愛する騎士の隣にいる――それが姫の一番の幸せなんだから。
姫はあたしに抱きついてきた。ぱっとあたしを見上げた顔は明るく輝いていた。
硝子細工を扱うように、そっと頭を撫でる。金の髪が指の間をすり抜けていく。姫はあたしの手を両手で包み込んだ。

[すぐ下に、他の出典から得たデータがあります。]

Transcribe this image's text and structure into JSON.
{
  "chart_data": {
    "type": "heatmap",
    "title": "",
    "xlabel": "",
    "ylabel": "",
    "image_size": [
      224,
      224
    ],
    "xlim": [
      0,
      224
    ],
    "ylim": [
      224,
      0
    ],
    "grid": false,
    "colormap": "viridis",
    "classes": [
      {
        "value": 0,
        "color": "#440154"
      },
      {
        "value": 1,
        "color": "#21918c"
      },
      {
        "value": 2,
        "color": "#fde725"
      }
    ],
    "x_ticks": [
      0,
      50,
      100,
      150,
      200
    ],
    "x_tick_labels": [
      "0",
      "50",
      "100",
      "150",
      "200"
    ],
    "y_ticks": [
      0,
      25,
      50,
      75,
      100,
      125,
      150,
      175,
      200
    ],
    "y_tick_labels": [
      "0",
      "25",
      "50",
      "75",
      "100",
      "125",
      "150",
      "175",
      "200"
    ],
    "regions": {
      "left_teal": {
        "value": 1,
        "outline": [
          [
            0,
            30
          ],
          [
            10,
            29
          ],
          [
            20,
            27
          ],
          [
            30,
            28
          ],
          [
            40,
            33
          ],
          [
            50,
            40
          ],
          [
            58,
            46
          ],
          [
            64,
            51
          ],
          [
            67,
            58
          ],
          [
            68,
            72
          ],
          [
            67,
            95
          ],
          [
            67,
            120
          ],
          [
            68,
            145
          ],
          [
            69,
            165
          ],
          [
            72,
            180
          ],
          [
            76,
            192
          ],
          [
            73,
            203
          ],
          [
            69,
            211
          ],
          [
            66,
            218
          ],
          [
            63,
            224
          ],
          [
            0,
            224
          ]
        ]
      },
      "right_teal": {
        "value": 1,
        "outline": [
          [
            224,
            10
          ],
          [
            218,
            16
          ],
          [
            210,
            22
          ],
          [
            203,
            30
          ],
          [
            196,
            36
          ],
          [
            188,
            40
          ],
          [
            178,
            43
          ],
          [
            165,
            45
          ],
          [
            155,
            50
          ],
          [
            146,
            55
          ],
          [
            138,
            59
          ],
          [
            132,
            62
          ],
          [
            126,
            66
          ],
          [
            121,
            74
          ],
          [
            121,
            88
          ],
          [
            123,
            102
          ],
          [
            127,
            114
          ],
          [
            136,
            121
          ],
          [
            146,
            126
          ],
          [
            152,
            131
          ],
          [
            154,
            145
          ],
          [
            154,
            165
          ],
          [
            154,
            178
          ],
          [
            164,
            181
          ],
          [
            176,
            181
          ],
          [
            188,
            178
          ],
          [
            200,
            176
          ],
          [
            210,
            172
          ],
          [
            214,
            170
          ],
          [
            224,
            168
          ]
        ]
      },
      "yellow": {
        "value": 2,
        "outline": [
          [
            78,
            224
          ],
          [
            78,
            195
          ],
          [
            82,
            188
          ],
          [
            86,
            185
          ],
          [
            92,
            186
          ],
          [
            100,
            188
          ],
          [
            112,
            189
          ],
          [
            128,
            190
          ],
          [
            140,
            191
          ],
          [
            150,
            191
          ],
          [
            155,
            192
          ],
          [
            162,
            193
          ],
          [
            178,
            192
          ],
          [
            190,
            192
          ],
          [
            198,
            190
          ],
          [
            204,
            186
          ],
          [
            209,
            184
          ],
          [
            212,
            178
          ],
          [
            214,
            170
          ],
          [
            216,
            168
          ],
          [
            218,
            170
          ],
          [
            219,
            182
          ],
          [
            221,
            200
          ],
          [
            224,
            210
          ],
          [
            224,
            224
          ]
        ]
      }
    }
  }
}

「彼と再会できたのはあなたのおかげよ、エルザ。心から感謝してるわ。決して折れないでいてくれてありがとう」
姫の声があたしを呼ぶ。あたしを褒める。こみ上げるものがあって、でも、あいつの前では泣けない。
「光栄です」そう言うのが精一杯だ。
「で、これからどうする?」
空気を読まないもう1人の騎士が頬をかきながら言う。
「そうね。故郷の聖域を開きにいかなきゃ。それに、脅威が去ったことを星々に伝えてあげたいわ。今も魔王に怯え、不安がっているはずよ。
――ねぇ、この星の代表はどなたかしら」
「えっ」
ジュリアンがきょとんとする。
「星の代表? アメリカ大統領? いや国連のトップとか?」
あっという間に挙動不審になる姫の恋人。気づいたら手が出ていた。
「いてっ」
「しっかりしろ馬鹿」
「エルザったら」と、姫がたしなめる。
「いいんです姫。俺が思いつかないのが悪くて……ええと、どうしよう」
姫は戸惑う恋人を優しく見つめる。彼が居るのが嬉しくてたまらないようだ。
「愛しています」とは言えなくて、胸に秘める。きっとこのまま。貴女はあたしのことを、そんな目で見てはくれない。
千年かけて、また振られて。
でも愛する貴女のことを、あたしは見守り続けたい。
「どこまでもついていきますよ、姫」
心のうちでつぶやく。
失ったもの、奪われた土地、全てはこれからで、魔王との戦いより厳しいものがあるだろう。
それでも。
見上げた空は、どこまでも青かった。